How Divorce Can Affect Your Child

June 28, 2009 by  
Filed under Parenting

There are few things in life that traumatize a family more than divorce. Every family member will find themselves having angry, uncertain and confused feelings about the whole process. Betrayal is also a common emotion.

After a divorce, there are many changes that will affect the lives of both the parents as well as the children. When the parents separate, they have to decide on where the kids will live, as well as how they will manage on smaller individual incomes. Usually, it becomes like a single-parent family, with one parent taking responsibility for work and home. At a time when emotions and feelings are ruling the heart, dealing with everyday issues can become a big problem.

Although divorce is rough, there are a few ways that you can make it easier on your children. Parents who are in the midst of divorce will understandably be angry with one another, and they are allowed to express this anger without having it control them to the point where it’s the kids who suffer the most.

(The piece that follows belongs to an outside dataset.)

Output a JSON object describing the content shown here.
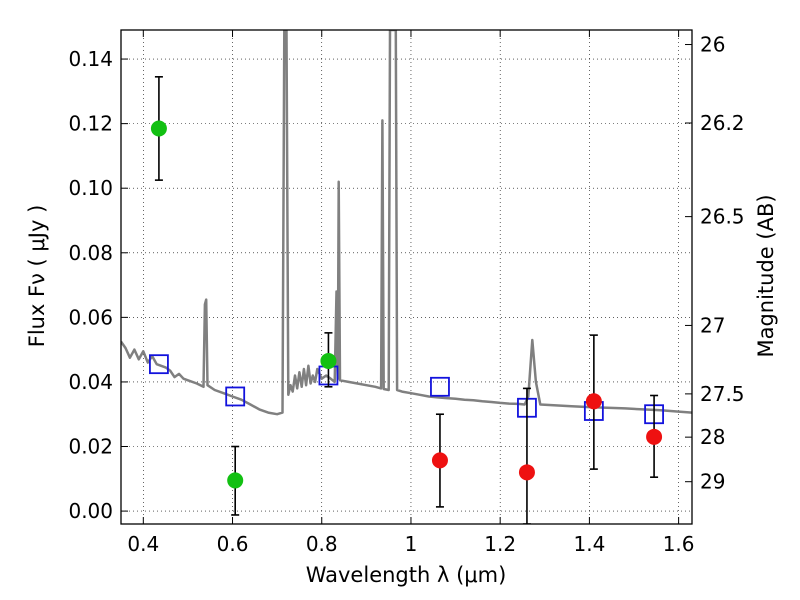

Most kids whose parents get divorced feel that they are somehow responsible for it happening. This misunderstanding must be sorted out with the kids immediately, in age-appropriate words and gestures. Also, no matter how one spouse feels towards the other, there is no excuse to use your kids as bargaining chips or as tools of getting revenge.

Many issues will arise, and disagreements over them form the norm in divorcing households: money, child custody, housing and so on. These have to be handled when the kids are out of the house or at school. If the kids are old enough, ask for their input. They’ll feel more in control of the situation in this manner. Most will say that they don’t want the divorce. Faced with no other solution, kids can be remarkably realistic when it comes to what they want, though.

Allow your kids to express their feelings, even if those feelings cannot be worked upon. This will make them feel that their parents do understand them, as well as help them gain a form of control in an unstable environment. So by allowing them a chance to organize things the way they want in their new lives, you’re proving to them that their feelings are important to you.

Kids often feel that if they do things differently, their parents will stay together. You have to gently but firmly squash this notion.

Once the new living arrangements are done and the custody issues are sorted for the moment, the parents will need to make certain that everything the little ones require is there for them at each of the locations of the spouses. Some sentimental objects can help them feel at home wherever they are.

It is also important that you give your child space to express his or her feelings of anger, reproach, disappointment and hostility towards you without restricting these emotions. Such emotions tend to last for only a while, as children are remarkably resilient. Telling them that they ‘don’t really mean that’ isn’t helpful for now, because the truth is, they do.

Single parenting is full of new challenges that need to be overcome by the parent who has custody of the kids at the moment. However, the lack of angry vibes, loud arguments and recriminating silences in the house does a lot of good to the kids. A semblance of normality returns, and the parent in charge can take control by forming new rules and regulations for the kids without any of the anger and bitter debates.

The cases of divorce have been increasing from the seventies, and most of these divorces happen in families with children, Good parenting is where the adults involved in the divorce sit down and civilly talk about the best way to handle the whole affair in the best interests of the kids. This way, the children will not suffer life-long pain and bitter emotions of this phase of their life.

As good parents, this must be your number one aim!